I have a new post up at BlogHer. Since I used up pretty much all my word power writing it, I'll just excerpt it here:
I don't write much about being a birth mother, as ceaseless hand-wringing over "does my birth son know he's adopted?" gets tedious if you're not actually inside my head. Also, my previous birth mother essay on BlogHer is, in hindsight, laced with bitterness and not entirely respectful to my birth son's adoptive family. So I've been in a holding pattern: maintaining my distance, monitoring my birth son's public information because what else have I got, and trying to wean myself from a lingering hope that, as he's now legally an adult, he might contact me.The comments are informative, supportive, and mostly great. It's worth reading just for them.
Then I found an essay he wrote for his local newspaper in which he defended his (adoptive) cultural and racial identity, and which made me realize he likely was never told about being adopted. And that made me heartsick -- not only because of the likelihood that I may never exist for him, but because he's probably been raised in ignorance of his genetic background. And that is not fair to him.

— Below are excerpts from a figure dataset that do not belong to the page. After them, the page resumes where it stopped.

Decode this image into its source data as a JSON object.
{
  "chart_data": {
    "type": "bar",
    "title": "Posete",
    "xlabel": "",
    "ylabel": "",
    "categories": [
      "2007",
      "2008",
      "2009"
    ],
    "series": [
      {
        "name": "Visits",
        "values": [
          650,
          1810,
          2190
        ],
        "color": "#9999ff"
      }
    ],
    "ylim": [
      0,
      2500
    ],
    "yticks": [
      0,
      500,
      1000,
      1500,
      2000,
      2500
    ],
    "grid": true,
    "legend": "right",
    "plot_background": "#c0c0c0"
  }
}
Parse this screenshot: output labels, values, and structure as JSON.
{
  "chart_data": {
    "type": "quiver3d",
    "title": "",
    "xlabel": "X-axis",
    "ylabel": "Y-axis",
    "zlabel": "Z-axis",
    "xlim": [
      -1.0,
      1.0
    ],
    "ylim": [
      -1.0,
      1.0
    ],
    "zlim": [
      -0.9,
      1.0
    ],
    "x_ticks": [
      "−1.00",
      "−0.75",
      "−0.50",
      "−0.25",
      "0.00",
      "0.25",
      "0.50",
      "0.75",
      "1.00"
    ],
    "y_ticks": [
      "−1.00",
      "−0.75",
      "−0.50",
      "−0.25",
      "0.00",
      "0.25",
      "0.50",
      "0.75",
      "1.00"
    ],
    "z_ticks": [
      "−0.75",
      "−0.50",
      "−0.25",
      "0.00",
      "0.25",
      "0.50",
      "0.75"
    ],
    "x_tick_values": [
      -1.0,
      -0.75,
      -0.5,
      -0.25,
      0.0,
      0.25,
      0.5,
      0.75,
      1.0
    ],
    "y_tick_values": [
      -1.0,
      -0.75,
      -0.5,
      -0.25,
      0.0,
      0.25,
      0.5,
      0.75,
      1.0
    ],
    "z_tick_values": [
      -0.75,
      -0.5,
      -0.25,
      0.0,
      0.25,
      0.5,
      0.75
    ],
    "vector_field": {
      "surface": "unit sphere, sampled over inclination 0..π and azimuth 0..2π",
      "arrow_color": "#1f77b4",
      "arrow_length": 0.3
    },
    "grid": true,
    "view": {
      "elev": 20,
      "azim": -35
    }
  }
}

The post also talks about running away a few months after his birth, to live in Ghana. Here's a photo from that time. You can't quite tell, but I am sporting an anemic set of dreads (I didn't realize that my hair is not at all thick until just a few years ago). My Ghanaian friends thought my piddly little dreads were hilarious -- the thought of anyone intentionally letting their hair get matted was not popular in a country where people take pride in being well-groomed.